Making what she says others most often call ‘cosmic r'n'b’, Iqbal is about to release a new EP, '19 Jewels' – its title "a reference to Soviet-era clockwork, and a gift from an old friend of mine who died" – through No Pain In Pop. For this EP, Iqbal employs "proper vocals" for the first time, which she says "helps to give my music more of a 'pop' feel." Its first single, Sweet Tooth, features Iqbal’s friend Emily Bee (other singing on the EP is by Iqbal herself, as well as a male friend) and "is a song about a boy crush" that started out as just an instrumental ['ODC', which also features on the EP] before growing into something more, with the lyrics rapidly coming together: "I was thinking about caramel, and his sugar face and honey lips." This imagery ties into the song’s "weird and hot" video, which features "loads of hot boys getting covered in honey and caramel and sprinkles and sweet things", but also flips the gender norms of popular culture, by objectifying boys, instead of girls, for once. "You always see music videos full of hot girls, but it's never the other way around," Iqbal says, "And if it is, it's usually from a homoerotic point of view. I wanted to present boys in a sexual – albeit tongue-in-cheek – way, from a straight girl's perspective."

Talking about other tracks on the EP, it becomes evident how "the moods and feelings it evokes are probably a lot more complex than those you'll find on the dancefloor." But Iqbal is a nuanced and sensitive, never didactic, mixer of other place’s sounds. As she describes each track, this complexity reveals itself: the down-in-the-doldrums Nguzunguzu-esque creep and dither of Once is "Arabic grime" with, to paraphrase Iqbal, a straight out of Blade Runner breakdown, while the spindly Pure Life came from thoughts of "cars, smoke, dancers, and the colour blue." The duet-of-sorts Real Bad uses the forever relevant pop/r’n’b song sentiment of 'want you real bad' to great new effect, while it also "stays true to the whole 'cosmic r'n'b' aesthetic…I suppose the pitched up/pitched down vocals are reminiscent of the whole chopped and screwed thing." 

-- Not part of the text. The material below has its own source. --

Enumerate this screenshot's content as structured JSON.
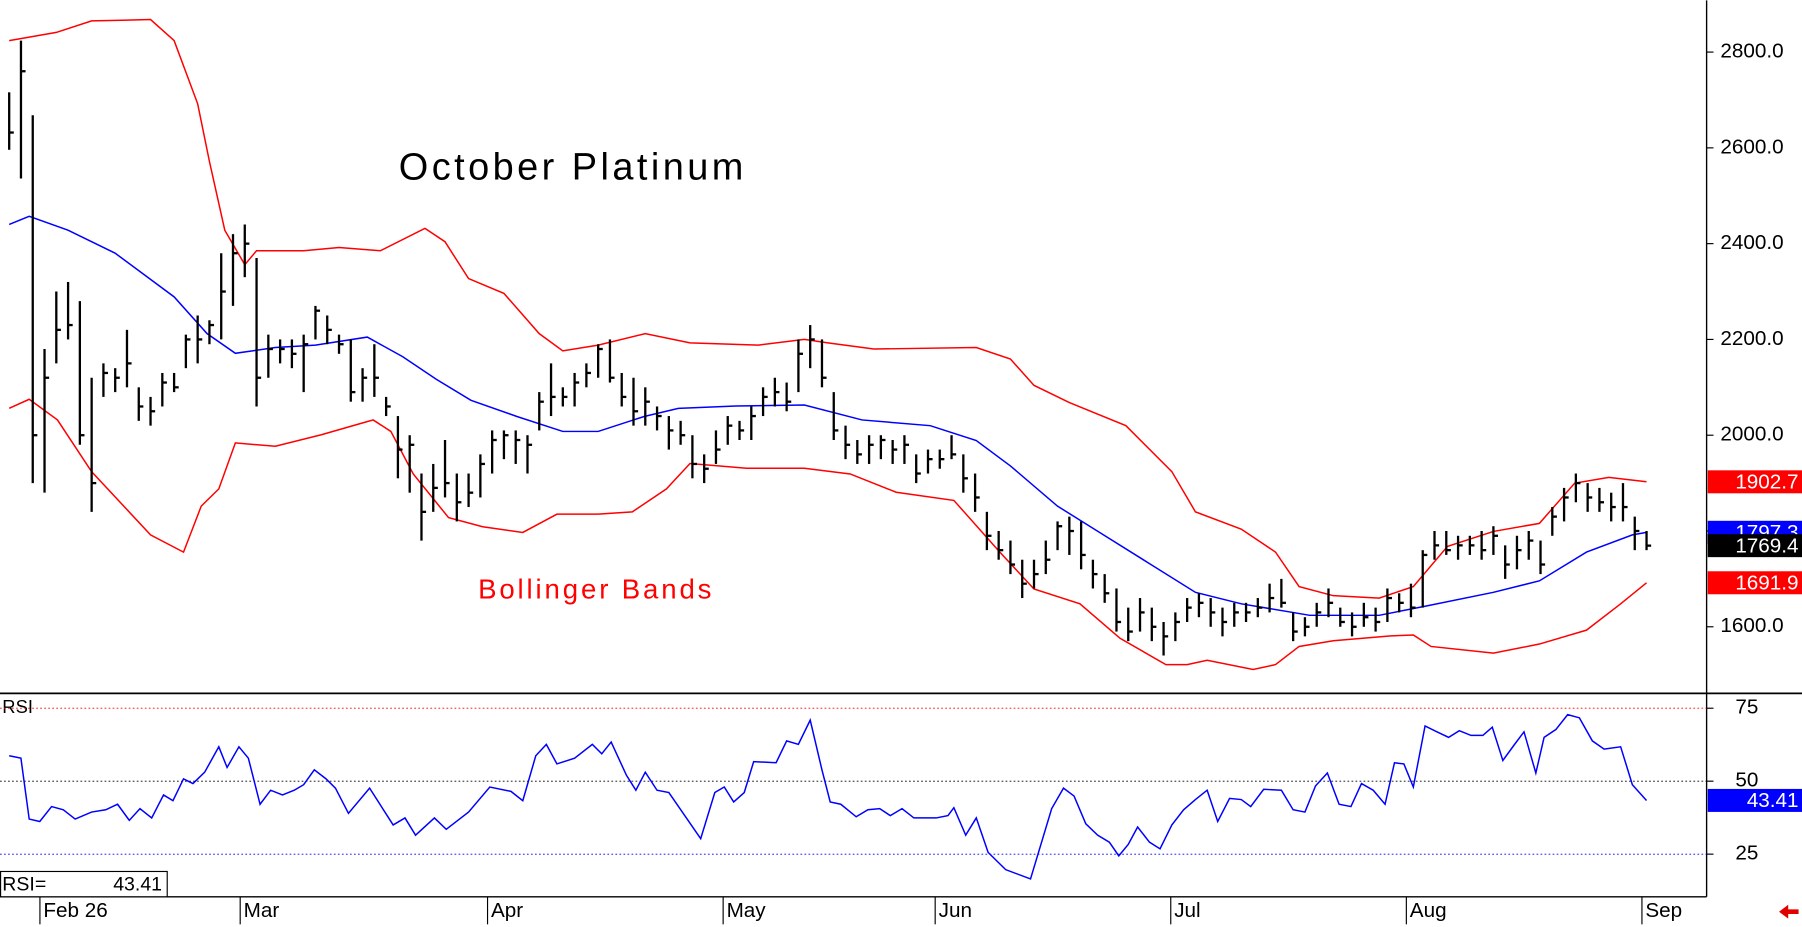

Talking about the DJing aspect of her job (she recently celebrated the one-year anniversary of her show on NTS), Iqbal points out the differences and dichotomy between live DJing ("I just want people to feel happy and to dance really hard. 'High on life.'") versus on-the-radio DJing ("It normally takes me about two days to prepare for one of my NTS shows") that hadn’t occurred to me before. "I like to play each track from a different country, and delve into weird and rare field recordings from all around the world," Iqbal says, "I spend a lot of time sourcing the music, thinking about how to present a particular theme (if the show has a theme), researching all the different musical traditions and instruments… deciding which order to play the tracks in… it's become a kind of ritual for me. It feels very fulfilling to be able to approach the process of listening to music in such a meticulous way." Her IRL DJ sets have more streamlined goals but are no less entertaining: "…I'm not sure how well Siberian throat-singing would go down on the dance floor! When I DJ out, my one aim is to make people dance really hard and have fun, and so I'll pick my music accordingly. I like mixing things up in an unexpected way, like playing a Rihanna acapella over some Arabic dance music, so long as it keeps everyone dancing harrrrrd."  

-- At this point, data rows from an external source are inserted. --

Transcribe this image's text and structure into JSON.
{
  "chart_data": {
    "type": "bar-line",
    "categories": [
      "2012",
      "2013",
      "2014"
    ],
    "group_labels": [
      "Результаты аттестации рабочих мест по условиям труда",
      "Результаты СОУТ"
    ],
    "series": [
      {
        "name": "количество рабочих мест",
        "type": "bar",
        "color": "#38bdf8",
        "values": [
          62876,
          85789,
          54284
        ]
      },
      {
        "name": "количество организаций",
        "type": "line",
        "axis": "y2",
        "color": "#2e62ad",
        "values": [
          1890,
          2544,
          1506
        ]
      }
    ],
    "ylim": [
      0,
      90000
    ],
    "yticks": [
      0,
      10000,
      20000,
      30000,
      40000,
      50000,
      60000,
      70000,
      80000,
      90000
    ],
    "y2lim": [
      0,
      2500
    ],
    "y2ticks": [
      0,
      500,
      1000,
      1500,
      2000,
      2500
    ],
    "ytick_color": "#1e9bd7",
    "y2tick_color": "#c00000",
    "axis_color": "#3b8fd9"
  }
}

'19 Jewels' acts as a middle ground and meeting place for the music she plays on the radio and on the floor. It’s important to know when to be meticulous and when to let things flow freely, and Iqbal has a found a happy medium, finding her ritual on-air, off-air, and in person. Suffice to say, she does the opposite of what her namesake implies with her arms-wide-open, magnanimous way of considering, interacting, and fashioning music.

No Pain In Pop release the '19 Jewels' EP on May 19th 2014 (pre-order).